Investigation shows that the cause of the network malfunction is that
the ethernet device number is incremented on every reboot, and
consequently, the "/etc/network/interfaces" file, which is configured
for "eth0", cannot find it. This seems to be related to the fact that
the file "/etc/udev/rules.d/z25_persistent-net.rules" gets a new entry
added on every reboot:

    # UNKNOWN device (/class/net/eth0)
    ACTION=="add", SUBSYSTEM=="net", DRIVER=="?*", 
SYSFS{address}=="00:20:35:XX:YY:ZZ", NAME="eth0"

    # UNKNOWN device (/class/net/eth0)
    ACTION=="add", SUBSYSTEM=="net", DRIVER=="?*", 
SYSFS{address}=="00:20:35:XX:YY:ZZ", NAME="eth1"

    # UNKNOWN device (/class/net/eth0)
    ACTION=="add", SUBSYSTEM=="net", DRIVER=="?*", 
SYSFS{address}=="00:20:35:XX:YY:ZZ", NAME="eth2"

This went up to "eth7" at one point. If I delete this file and reboot,
then everything works fine: the network interface comes up as "eth0",
and the network init scripts configure it properly. But on the next
boot, it comes up as "eth1", and everything breaks. Subsequent reboots
produce "eth2", "eth3", and so on.

I understand that the intention of this mechanism is to produce
persistent device names for the same physical device, while other
hardware is being added or removed. But in this case, it is producing
exactly the opposite result: the device name changes with every boot,
while the hardware configuration remains the same.
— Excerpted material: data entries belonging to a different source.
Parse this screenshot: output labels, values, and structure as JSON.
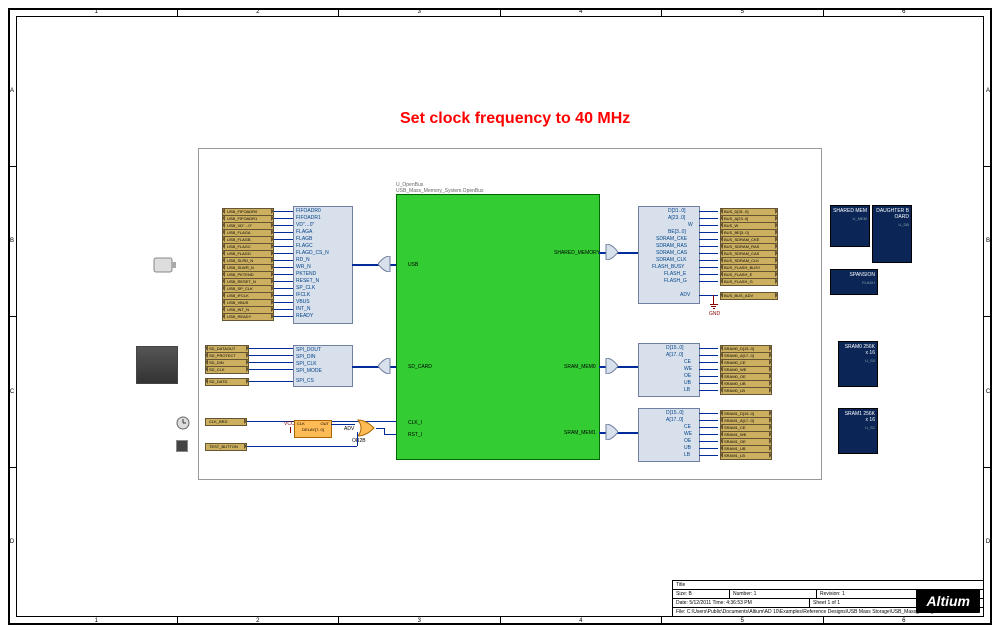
{
  "ruler_cols": [
    "1",
    "2",
    "3",
    "4",
    "5",
    "6"
  ],
  "ruler_rows": [
    "A",
    "B",
    "C",
    "D"
  ],
  "annotation": "Set clock frequency to 40 MHz",
  "openbus": {
    "ref": "U_OpenBus",
    "name": "USB_Mass_Memory_System.OpenBus",
    "left_ports": [
      "USB",
      "SD_CARD",
      "CLK_I",
      "RST_I"
    ],
    "right_ports": [
      "SHARED_MEMORY",
      "SRAM_MEM0",
      "SRAM_MEM1"
    ]
  },
  "left_pin_banks": {
    "usb": [
      "FIFOADR0",
      "FIFOADR1",
      "VD\"…0\"",
      "FLAGA",
      "FLAGB",
      "FLAGC",
      "FLAGD_CS_N",
      "RD_N",
      "WR_N",
      "PKTEND",
      "RESET_N",
      "SP_CLK",
      "IFCLK",
      "VBUS",
      "INT_N",
      "READY"
    ],
    "sd": [
      "SPI_DOUT",
      "SPI_DIN",
      "SPI_CLK",
      "SPI_MODE",
      "SPI_CS"
    ]
  },
  "left_busports": {
    "usb": [
      "USB_FIFOADR0",
      "USB_FIFOADR1",
      "USB_VD\"…0\"",
      "USB_FLAGA",
      "USB_FLAGB",
      "USB_FLAGC",
      "USB_FLAGD",
      "USB_SLRD_N",
      "USB_SLWR_N",
      "USB_PKTEND",
      "USB_RESET_N",
      "USB_SP_CLK",
      "USB_IFCLK",
      "USB_VBUS",
      "USB_INT_N",
      "USB_READY"
    ],
    "sd": [
      "SD_DATAOUT",
      "SD_PROTECT",
      "SD_DIN",
      "SD_CLK",
      "SD_DATD"
    ],
    "clk": "CLK_BRD",
    "test": "TEST_BUTTON"
  },
  "right_pin_banks": {
    "shared": [
      "D[31..0]",
      "A[23..0]",
      "W",
      "BE[3..0]",
      "SDRAM_CKE",
      "SDRAM_RAS",
      "SDRAM_CAS",
      "SDRAM_CLK",
      "FLASH_BUSY",
      "FLASH_E",
      "FLASH_G",
      "ADV"
    ],
    "sram0": [
      "D[15..0]",
      "A[17..0]",
      "CE",
      "WE",
      "OE",
      "UB",
      "LB"
    ],
    "sram1": [
      "D[15..0]",
      "A[17..0]",
      "CE",
      "WE",
      "OE",
      "UB",
      "LB"
    ]
  },
  "right_busports": {
    "shared": [
      "BUS_D[31..0]",
      "BUS_A[23..0]",
      "BUS_W",
      "BUS_BE[3..0]",
      "BUS_SDRAM_CKE",
      "BUS_SDRAM_RAS",
      "BUS_SDRAM_CAS",
      "BUS_SDRAM_CLK",
      "BUS_FLASH_BUSY",
      "BUS_FLASH_E",
      "BUS_FLASH_G",
      "BUS_BUS_ADV"
    ],
    "sram0": [
      "SRAM0_D[15..0]",
      "SRAM0_A[17..0]",
      "SRAM0_CE",
      "SRAM0_WE",
      "SRAM0_OE",
      "SRAM0_UB",
      "SRAM0_LB"
    ],
    "sram1": [
      "SRAM1_D[15..0]",
      "SRAM1_A[17..0]",
      "SRAM1_CE",
      "SRAM1_WE",
      "SRAM1_OE",
      "SRAM1_UB",
      "SRAM1_LB"
    ]
  },
  "subsheets": [
    {
      "t": "SHARED MEM",
      "g": "U_MEM"
    },
    {
      "t": "DAUGHTER BOARD",
      "g": "U_DB"
    },
    {
      "t": "SPANSION",
      "g": "FLASH"
    },
    {
      "t": "SRAM0 256K x 16",
      "g": "U_S0"
    },
    {
      "t": "SRAM1 256K x 16",
      "g": "U_S1"
    }
  ],
  "delay": {
    "label": "DELAY[7..0]",
    "in": "CLK",
    "out": "OUT",
    "adv": "ADV",
    "tag": "OR2B"
  },
  "gnd_label": "GND",
  "title_block": {
    "title": "Title",
    "size": "Size:",
    "size_v": "B",
    "number": "Number:",
    "number_v": "1",
    "revision": "Revision:",
    "revision_v": "1",
    "date": "Date:",
    "date_v": "5/12/2011",
    "time": " Time:",
    "time_v": "4:36:53 PM",
    "sheet": "Sheet",
    "sheet_v": "1",
    "of": "of",
    "of_v": "1",
    "file": "File:",
    "file_v": "C:\\Users\\Public\\Documents\\Altium\\AD 10\\Examples\\Reference Designs\\USB Mass Storage\\USB_Mass_Storage.SchDoc"
  },
  "logo": "Altium"
}
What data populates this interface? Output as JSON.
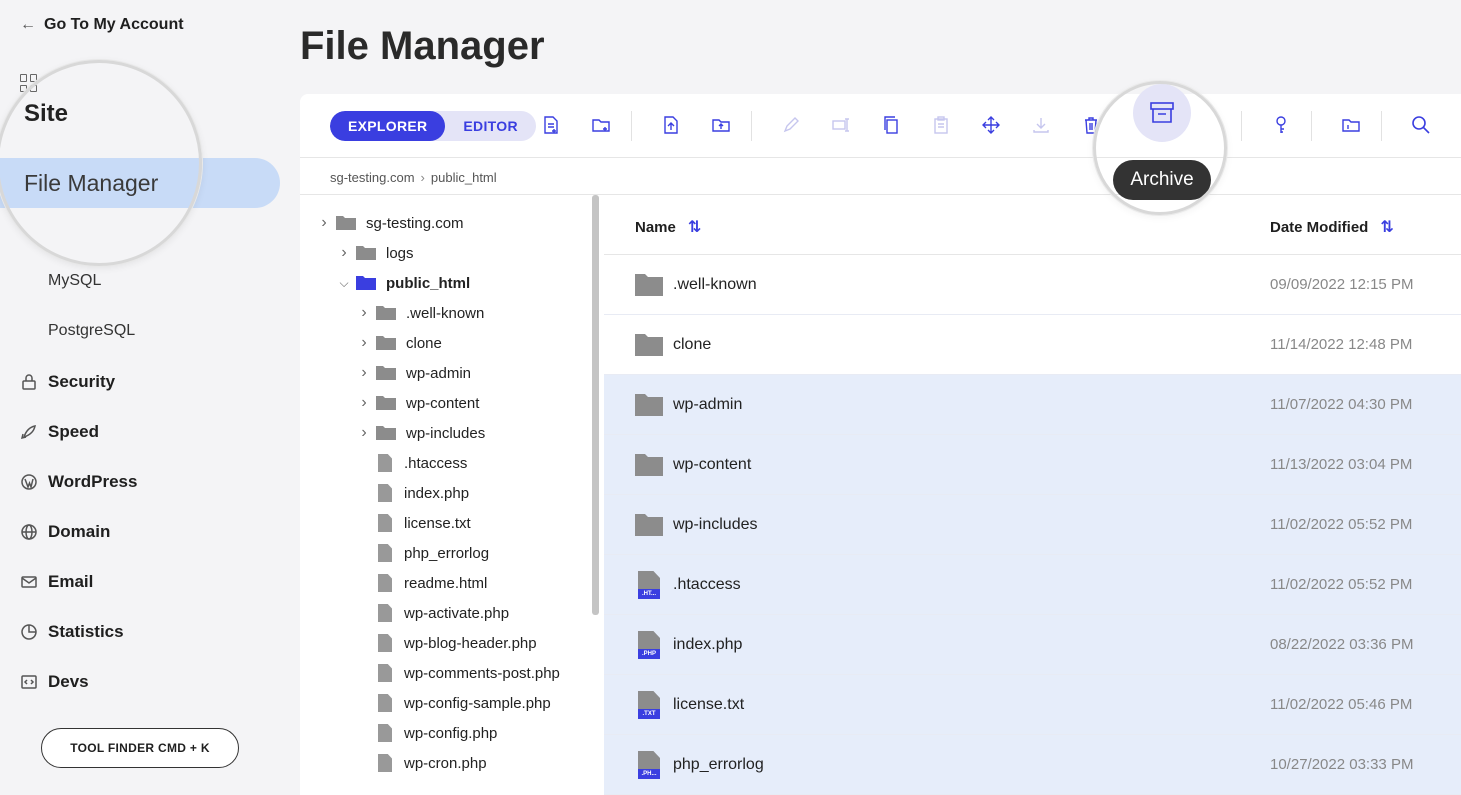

The network configuration of this system is as simple as it could
possibly be: there is one ISA ethernet card, the driver for which is
loaded by the "etc/modules" file. It seems like the default udev
configuration ought to be able to handle this situation without manual
intervention. Whether this problem also affects PCI ethernet cards, I do
not know. It doesn't seem to be an issue with the kernel driver; if I
manually "ifconfig" the device, it starts working immediately.